KLICZKO BARDZO OSTRO O HAYE'U
- Obejrzałem sobie walkę i zarówno Haye jak i Harrison wyglądali jak przestraszone kurczaki - komentuje sobotnią obronę przez Davida Haye'a (25-1, 23 KO) pasa WBA inny champion królewskiej kategorii, Władimir Kliczko (55-3, 49 KO).
- Ten pojedynek nie zasługiwał nawet na miano walki o tytuł brytyjski. To była bardziej uliczna potyczka. Zresztą trochę to przypominało występ Haye'a przeciwko Nikołajowi Wałujewowi, kiedy Anglik przez dwanaście rund uciekał jak tchórz, bazując na swojej szybkości i licząc, że uda mu się czymś trafić. Jestem już zmęczony tymi jego bezsensownymi wymówkami na temat złego i niekorzystnego kontraktu. Prawda jest jednak taka, że Haye nas potrzebuje, ponieważ zbudował swoją popularność na nazwisku moim i brata. Odcinał nam głowy na konferencji, ale zobaczymy czyja głowa i jaja zostaną ścięte, kiedy w końcu spotkamy się w ringu - zakończył zazwyczaj stonowany Władimir Kliczko.
Harison nie padł po pojedynczym ciosie więc i Władymir by nie padł. Ponadto Władymir ma inteligencję ringową i po mocnym ciosie by klinczował.
Wolałbym,żeby Vitek zawalczył z Pipką.On się nie będzie pier%olił i zleje Davidka jak psa
Co jak co ale Władek kilkukrotnie w swojej karierze że po mocnych ciosach nie potrafi się zachować tak jak powinien i bardzo długo restartuje mu się bania. W pierwszej walce z Peterem, Sandersem Brewsterem chociaż z tym ostanim dostał rzczywiście konkretną bombę za to podczas nokdaunów z Peterem i Sandersem powinien pokazać się z lepszej strony.
Żenada polega na tym, że obrzucjaą się błotem a sport mają w poważaniu. Obydwaj lecą na kasę i wszystkich kibiców mają głęboko w D. Zaś frajerskie organizacje WB coś tam itp. mają G do powiedzenia, na co sobie same ciężko zapracowały.

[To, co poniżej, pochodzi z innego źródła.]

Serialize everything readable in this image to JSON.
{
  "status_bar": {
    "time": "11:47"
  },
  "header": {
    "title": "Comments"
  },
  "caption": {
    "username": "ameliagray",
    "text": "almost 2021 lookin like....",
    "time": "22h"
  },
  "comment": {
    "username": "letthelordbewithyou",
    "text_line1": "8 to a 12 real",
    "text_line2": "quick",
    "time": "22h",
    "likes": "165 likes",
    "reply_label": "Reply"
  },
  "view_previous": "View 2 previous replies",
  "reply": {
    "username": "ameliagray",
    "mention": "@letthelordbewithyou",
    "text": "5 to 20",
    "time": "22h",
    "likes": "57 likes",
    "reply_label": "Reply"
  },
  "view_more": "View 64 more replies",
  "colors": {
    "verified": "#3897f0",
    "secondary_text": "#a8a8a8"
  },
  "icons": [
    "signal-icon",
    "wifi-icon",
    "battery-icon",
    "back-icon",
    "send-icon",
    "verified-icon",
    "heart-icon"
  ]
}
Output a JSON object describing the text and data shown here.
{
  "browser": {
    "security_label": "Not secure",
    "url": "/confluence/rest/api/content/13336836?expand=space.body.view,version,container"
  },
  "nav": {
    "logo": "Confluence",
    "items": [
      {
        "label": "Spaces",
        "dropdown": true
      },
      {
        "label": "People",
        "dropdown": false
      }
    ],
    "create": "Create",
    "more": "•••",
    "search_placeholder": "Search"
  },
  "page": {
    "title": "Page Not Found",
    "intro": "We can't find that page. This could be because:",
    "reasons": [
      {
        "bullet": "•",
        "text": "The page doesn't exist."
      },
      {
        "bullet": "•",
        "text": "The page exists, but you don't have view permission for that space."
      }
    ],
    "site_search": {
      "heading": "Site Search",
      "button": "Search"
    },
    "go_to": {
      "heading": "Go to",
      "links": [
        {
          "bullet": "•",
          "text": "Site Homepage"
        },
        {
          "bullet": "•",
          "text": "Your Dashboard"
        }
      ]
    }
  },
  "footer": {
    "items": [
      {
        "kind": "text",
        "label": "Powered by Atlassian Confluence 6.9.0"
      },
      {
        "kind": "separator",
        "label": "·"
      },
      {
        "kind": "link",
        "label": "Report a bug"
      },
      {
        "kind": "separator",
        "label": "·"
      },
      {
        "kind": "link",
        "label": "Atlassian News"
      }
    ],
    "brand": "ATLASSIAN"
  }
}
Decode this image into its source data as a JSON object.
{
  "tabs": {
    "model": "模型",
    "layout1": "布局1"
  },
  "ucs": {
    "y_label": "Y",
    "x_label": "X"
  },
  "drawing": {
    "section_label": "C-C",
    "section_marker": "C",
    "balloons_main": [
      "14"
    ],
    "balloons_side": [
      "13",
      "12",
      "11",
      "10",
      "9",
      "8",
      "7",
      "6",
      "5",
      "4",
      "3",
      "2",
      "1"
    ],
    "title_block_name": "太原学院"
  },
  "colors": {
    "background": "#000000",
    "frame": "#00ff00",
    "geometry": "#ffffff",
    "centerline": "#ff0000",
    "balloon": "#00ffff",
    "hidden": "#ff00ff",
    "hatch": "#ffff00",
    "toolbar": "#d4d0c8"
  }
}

Oglądamy więc jakiś chamski spektakl, z którego nic nie wynika bo system w boksie zawodowym jest bagnem, a ci panowie są jego aktywną częścią.
Żenada polega na tym, że obrzucjaą się błotem a sport mają w poważaniu. Obydwaj lecą na kasę i wszystkich kibiców mają głęboko w D. Zaś frajerskie organizacje WB coś tam itp. mają G do powiedzenia, na co sobie same ciężko zapracowały.
Oglądamy więc jakiś chamski spektakl, z którego nic nie wynika bo system w boksie zawodowym jest bagnem, a ci panowie są jego aktywną częścią.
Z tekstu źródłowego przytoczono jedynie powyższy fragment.